India's massage parlour boom drives demand for Thai sex slaves

This article is more than 12 months old

MUMBAI The booming spa and massage parlour business in India has led to demand for women from Thailand, many of whom are being duped and trafficked into slavery in the country's sex industry, police, diplomats and activists said yesterday.

At least 40 Thai women have been rescued this year during police raids on massage parlours acting as fronts for prostitution in cities like Mumbai and Pune.

"Demand for Thai masseuses is high in India as girls from Thailand are considered high-profile for their fair skin," Save the Children India programme director Jyoti Nale told the Thomson Reuters Foundation.

Last month, for example, 10 Thai women were rescued from a parlour in an affluent residential area in Pune, a car manufacturing and tech hub 150km south of India's financial capital Mumbai.

There are an estimated 40 million sex workers globally, according to French charity Fondation Scelles.
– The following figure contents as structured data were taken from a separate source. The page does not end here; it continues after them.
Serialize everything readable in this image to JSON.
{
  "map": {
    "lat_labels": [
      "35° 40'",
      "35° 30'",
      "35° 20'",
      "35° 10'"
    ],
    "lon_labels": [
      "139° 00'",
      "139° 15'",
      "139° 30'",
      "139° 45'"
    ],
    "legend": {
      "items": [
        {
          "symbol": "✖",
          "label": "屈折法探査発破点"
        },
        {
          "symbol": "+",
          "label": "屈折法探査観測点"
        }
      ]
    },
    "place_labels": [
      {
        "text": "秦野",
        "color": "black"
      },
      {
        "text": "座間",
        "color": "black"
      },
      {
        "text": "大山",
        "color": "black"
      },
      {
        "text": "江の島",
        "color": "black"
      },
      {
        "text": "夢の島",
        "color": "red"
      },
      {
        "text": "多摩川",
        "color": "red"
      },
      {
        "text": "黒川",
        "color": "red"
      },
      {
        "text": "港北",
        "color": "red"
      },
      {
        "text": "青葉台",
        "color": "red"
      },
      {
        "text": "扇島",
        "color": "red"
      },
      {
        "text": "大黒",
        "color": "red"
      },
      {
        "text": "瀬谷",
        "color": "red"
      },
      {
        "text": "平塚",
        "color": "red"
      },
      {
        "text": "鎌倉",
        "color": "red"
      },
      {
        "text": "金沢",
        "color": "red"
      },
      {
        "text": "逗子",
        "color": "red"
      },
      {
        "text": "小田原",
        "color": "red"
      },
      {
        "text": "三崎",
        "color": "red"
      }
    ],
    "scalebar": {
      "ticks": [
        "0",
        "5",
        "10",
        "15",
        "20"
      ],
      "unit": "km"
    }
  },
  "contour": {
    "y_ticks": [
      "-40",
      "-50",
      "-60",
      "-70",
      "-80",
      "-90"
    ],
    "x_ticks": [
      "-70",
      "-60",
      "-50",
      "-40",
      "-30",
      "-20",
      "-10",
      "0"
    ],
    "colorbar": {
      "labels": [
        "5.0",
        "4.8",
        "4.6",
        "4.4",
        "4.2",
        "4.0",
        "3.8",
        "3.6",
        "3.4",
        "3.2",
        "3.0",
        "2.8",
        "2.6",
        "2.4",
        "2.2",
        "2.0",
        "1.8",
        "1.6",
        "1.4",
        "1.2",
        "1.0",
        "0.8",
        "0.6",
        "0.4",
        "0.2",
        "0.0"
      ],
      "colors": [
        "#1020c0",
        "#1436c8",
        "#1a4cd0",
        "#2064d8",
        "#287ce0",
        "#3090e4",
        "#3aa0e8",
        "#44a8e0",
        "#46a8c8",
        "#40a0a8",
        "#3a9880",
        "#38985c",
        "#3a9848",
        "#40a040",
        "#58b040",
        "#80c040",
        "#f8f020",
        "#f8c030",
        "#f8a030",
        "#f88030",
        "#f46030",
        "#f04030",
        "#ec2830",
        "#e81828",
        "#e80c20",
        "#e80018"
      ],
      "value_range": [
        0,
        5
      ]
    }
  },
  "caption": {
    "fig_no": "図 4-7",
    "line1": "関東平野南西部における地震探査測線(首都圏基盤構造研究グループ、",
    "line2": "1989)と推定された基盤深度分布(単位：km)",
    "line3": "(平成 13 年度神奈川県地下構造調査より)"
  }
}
Activists say most have been lured, duped or forced into sexual slavery by pimps and traffickers, largely due to poverty and lack of opportunities.

Girls from countries like Nepal and Bangladesh have long been trafficked into sex work in India. But police and campaigners say there is a rising demand among Indian men and foreign tourists for "more exotic" women from other countries such as Thailand.

The Thai women, some of them sex workers from Bangkok and other cities, are lured by the prospect of earning more money in India, said police. On average they earn 305 baht (S$13) a day in Thailand, while they can make double that amount in India.